When the steam spews out, the manhole covers can reach temperatures hot enough to fry an egg. If someone touches it with their bare hands or feet, they’ll be scalded, Boyd said.
He recalled an incident three years ago when a couple and their toddler were jogging around Ben Hill Griffin stadium. The toddler tripped and put a hand out to catch himself – directly on a steaming cover, where his hand was burned.
It’s rare that accidents like that happen, Boyd said, but they are serious, and need a solution.
The current plan is to repair all 200 manholes on campus, he said. This has been the plan since 2014, but they only secured sufficient funds in 2019.
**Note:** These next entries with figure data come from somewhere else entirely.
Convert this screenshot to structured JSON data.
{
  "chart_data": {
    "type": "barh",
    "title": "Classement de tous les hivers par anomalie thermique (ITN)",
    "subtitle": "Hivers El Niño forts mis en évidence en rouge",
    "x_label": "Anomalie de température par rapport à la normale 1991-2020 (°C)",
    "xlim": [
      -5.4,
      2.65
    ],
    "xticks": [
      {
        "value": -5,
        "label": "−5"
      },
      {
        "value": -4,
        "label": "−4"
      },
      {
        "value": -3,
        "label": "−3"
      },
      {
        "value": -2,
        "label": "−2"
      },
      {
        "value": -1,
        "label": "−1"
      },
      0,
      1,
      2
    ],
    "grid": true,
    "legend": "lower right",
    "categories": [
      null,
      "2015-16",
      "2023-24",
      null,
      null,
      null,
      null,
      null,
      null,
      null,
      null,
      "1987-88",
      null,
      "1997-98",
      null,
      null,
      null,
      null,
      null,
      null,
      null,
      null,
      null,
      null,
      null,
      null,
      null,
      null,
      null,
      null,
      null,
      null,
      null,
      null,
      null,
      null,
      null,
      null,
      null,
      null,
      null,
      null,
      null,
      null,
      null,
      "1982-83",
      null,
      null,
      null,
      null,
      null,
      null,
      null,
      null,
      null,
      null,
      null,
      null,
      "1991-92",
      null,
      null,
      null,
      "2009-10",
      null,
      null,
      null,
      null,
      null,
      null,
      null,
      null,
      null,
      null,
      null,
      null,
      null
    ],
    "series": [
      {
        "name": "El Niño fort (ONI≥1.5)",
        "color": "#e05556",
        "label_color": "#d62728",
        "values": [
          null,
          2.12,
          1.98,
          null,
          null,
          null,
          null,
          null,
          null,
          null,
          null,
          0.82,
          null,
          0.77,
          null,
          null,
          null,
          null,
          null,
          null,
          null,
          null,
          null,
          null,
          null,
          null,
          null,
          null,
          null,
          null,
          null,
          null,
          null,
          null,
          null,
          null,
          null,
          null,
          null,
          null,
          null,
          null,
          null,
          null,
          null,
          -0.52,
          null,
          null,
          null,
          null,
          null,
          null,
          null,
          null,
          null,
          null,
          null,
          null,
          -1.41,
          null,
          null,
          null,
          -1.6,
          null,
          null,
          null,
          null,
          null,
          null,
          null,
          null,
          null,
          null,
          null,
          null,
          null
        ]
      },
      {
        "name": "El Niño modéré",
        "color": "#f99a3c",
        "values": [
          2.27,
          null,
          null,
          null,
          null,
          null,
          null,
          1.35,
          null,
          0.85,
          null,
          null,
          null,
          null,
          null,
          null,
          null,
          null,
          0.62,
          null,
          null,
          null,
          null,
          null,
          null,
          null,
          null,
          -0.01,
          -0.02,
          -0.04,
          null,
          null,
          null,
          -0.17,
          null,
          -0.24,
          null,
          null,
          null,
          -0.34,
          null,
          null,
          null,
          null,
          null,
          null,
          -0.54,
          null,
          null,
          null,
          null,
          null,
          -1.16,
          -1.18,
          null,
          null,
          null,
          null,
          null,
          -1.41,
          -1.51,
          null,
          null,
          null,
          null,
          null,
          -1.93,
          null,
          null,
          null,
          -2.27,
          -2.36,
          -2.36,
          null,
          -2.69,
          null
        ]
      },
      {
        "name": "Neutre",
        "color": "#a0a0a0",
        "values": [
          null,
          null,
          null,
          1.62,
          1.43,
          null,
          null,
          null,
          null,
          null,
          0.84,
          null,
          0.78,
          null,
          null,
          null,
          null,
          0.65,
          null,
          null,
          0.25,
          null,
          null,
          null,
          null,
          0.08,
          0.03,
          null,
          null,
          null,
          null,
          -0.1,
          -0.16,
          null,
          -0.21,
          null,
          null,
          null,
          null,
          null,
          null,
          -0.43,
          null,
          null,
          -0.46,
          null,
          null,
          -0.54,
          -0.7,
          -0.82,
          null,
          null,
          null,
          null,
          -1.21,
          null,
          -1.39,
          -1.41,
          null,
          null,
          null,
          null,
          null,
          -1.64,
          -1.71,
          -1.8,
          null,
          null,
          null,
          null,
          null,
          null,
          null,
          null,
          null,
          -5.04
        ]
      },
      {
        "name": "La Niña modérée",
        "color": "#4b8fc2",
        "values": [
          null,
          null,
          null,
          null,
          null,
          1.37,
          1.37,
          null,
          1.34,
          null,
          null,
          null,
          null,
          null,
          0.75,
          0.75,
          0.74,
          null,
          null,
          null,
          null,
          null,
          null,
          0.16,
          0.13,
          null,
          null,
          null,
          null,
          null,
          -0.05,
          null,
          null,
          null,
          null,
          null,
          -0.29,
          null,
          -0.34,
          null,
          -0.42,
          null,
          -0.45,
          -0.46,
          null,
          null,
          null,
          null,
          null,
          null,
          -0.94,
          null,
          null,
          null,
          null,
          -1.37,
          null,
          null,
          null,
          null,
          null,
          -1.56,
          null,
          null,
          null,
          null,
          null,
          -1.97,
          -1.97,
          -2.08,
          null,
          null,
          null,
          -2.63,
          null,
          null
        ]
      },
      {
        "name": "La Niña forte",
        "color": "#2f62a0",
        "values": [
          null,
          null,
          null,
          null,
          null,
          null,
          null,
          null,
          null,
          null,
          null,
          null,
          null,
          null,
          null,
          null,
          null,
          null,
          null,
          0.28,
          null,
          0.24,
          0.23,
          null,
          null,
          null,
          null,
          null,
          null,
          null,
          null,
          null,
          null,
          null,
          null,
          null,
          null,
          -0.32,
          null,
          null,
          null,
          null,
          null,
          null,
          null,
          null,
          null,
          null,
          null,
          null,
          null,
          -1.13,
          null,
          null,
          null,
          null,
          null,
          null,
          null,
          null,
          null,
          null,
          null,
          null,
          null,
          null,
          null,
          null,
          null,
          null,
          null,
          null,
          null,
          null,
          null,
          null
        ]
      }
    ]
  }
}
The manholes will be disassembled to repair leaks, and vents will be added to redirect rainwater from the hot pipes.
The process is time consuming and disruptive to campus activities, Boyd said. The hot water must be shut off for workers to get into the manholes, which means surrounding buildings will be without air-conditioning and humidity control for a time.
The repairs must take place over summer, when there are fewer students and faculty on campus, Boyd said.
Repairs began in Summer 2019. So far, only around 20 manholes have been repaired.
There is no projected end date for the repairs, Boyd said. If the facilities department continues to mend the manholes at a rate of 20 per summer, all should be repaired by 2028.
Until then, barriers and a painted warning will serve as a reminder to students to stay away.